2011年05月25日
最近、生地をスキャナーで撮ることに嵌っています。案外、きれいに取れるのでびっくりです。今、考えているのは今作っている生地をアップするのも良いのですが、林与の近江上布のコレクション数千点をライブラリー化しようと考えています。そこには、日本の草花をモチーフとしたワビサビの世界が広がっています。

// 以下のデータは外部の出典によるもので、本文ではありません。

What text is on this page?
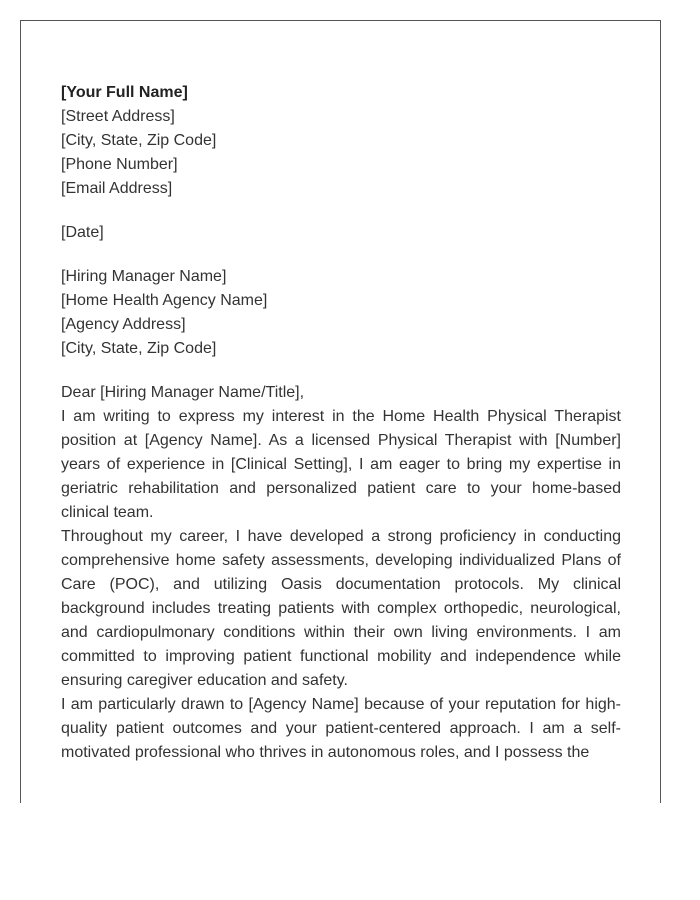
[Your Full Name]
[Street Address]
[City, State, Zip Code]
[Phone Number]
[Email Address]
[Date]
[Hiring Manager Name]
[Home Health Agency Name]
[Agency Address]
[City, State, Zip Code]
Dear [Hiring Manager Name/Title],

I am writing to express my interest in the Home Health Physical Therapist position at [Agency Name]. As a licensed Physical Therapist with [Number] years of experience in [Clinical Setting], I am eager to bring my expertise in geriatric rehabilitation and personalized patient care to your home-based clinical team.

Throughout my career, I have developed a strong proficiency in conducting comprehensive home safety assessments, developing individualized Plans of Care (POC), and utilizing Oasis documentation protocols. My clinical background includes treating patients with complex orthopedic, neurological, and cardiopulmonary conditions within their own living environments. I am committed to improving patient functional mobility and independence while ensuring caregiver education and safety.

I am particularly drawn to [Agency Name] because of your reputation for high-quality patient outcomes and your patient-centered approach. I am a self-motivated professional who thrives in autonomous roles, and I possess the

いろいろな奥の深い生地の世界をご覧になられてこられた方でも、林与の近江上布のコレクションをご覧になられますとそのデザイン性というだけでなく、一つ一つが絣織で一本一本を織り上げて織物に仕上がっているということを数が多すぎて忘れてしまいそうになられます。絵を描くよりも何十倍も時間のかかる作業であり、一つ一つが芸術的作品だといえます。昔の人の絵心というのは独特で、すべてに日本らしさが漂うのも、その当時の人の生き方そのものが日本的だったのだと思います。何をやっても日本的なものが生まれてくるというそんな時代だったのではないでしょうか。

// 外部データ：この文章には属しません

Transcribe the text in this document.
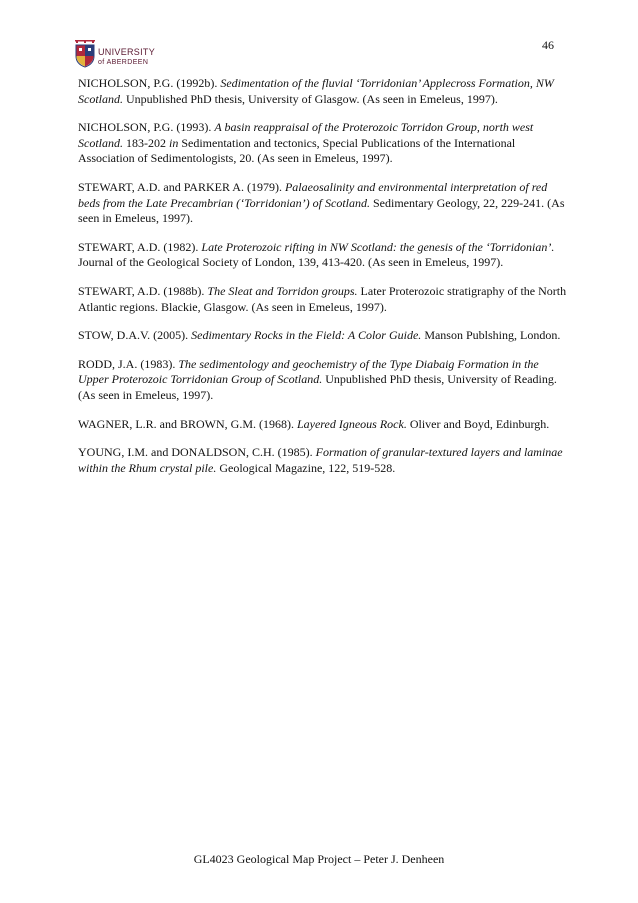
46
UNIVERSITY
of ABERDEEN

NICHOLSON, P.G. (1992b). Sedimentation of the fluvial ‘Torridonian’ Applecross Formation, NW Scotland. Unpublished PhD thesis, University of Glasgow. (As seen in Emeleus, 1997).

NICHOLSON, P.G. (1993). A basin reappraisal of the Proterozoic Torridon Group, north west Scotland. 183-202 in Sedimentation and tectonics, Special Publications of the International Association of Sedimentologists, 20. (As seen in Emeleus, 1997).

STEWART, A.D. and PARKER A. (1979). Palaeosalinity and environmental interpretation of red beds from the Late Precambrian (‘Torridonian’) of Scotland. Sedimentary Geology, 22, 229-241. (As seen in Emeleus, 1997).

STEWART, A.D. (1982). Late Proterozoic rifting in NW Scotland: the genesis of the ‘Torridonian’. Journal of the Geological Society of London, 139, 413-420. (As seen in Emeleus, 1997).

STEWART, A.D. (1988b). The Sleat and Torridon groups. Later Proterozoic stratigraphy of the North Atlantic regions. Blackie, Glasgow. (As seen in Emeleus, 1997).

STOW, D.A.V. (2005). Sedimentary Rocks in the Field: A Color Guide. Manson Publshing, London.

RODD, J.A. (1983). The sedimentology and geochemistry of the Type Diabaig Formation in the Upper Proterozoic Torridonian Group of Scotland. Unpublished PhD thesis, University of Reading. (As seen in Emeleus, 1997).

WAGNER, L.R. and BROWN, G.M. (1968). Layered Igneous Rock. Oliver and Boyd, Edinburgh.

YOUNG, I.M. and DONALDSON, C.H. (1985). Formation of granular-textured layers and laminae within the Rhum crystal pile. Geological Magazine, 122, 519-528.

GL4023 Geological Map Project – Peter J. Denheen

日本人の織物への価値観というのがしっかりと詰まってますので、今の時代にやっていることの無力さというのを感じます。一方で、伝統工芸というのが商売として成り立ち得ないというのも感じるところです。技術が、どんどんと進化して究極の手の込んだものを生み出しても最後に終わりが来てしまうのです。
私自身が感じるのは、始まりのあるものというのはすべて終わりがあるということです。哲学的になりますが、終わりがないものというのは始まりがなく存在しないということです。産業というのは、全体的なピークを過ぎると希少性が出てくるまでは価値のないものとして急速に衰退するものなのです。麻関連の産業というのは30年周期で動いているような気がします。1代に1回の好機があるのが普通で、それは一世代のうちに同じものを良いとは思わないということだと思うのです。たとえば、昔、ベルボトムが流行って履いた人が、またブームが来たからといって履くかというと、昔くさくって履けないと思うのです。そういうのを知らない新しい世代が、一世代前に流行ったことをブームにするから、また、始まって終わっていくという流れがあるのではないでしょうか。
話はもどりますが、昭和40年代にもなるとヨーロッパのブランドが日本にも流入し、和装の世界で手の込んだものを生み出しても商売としては成り立たないような時代になってまいりました。でも、林与もそうですが、今のそういうのを忘れてしまった世代にとっては、昔のものというのはすごく新鮮であったりいたします。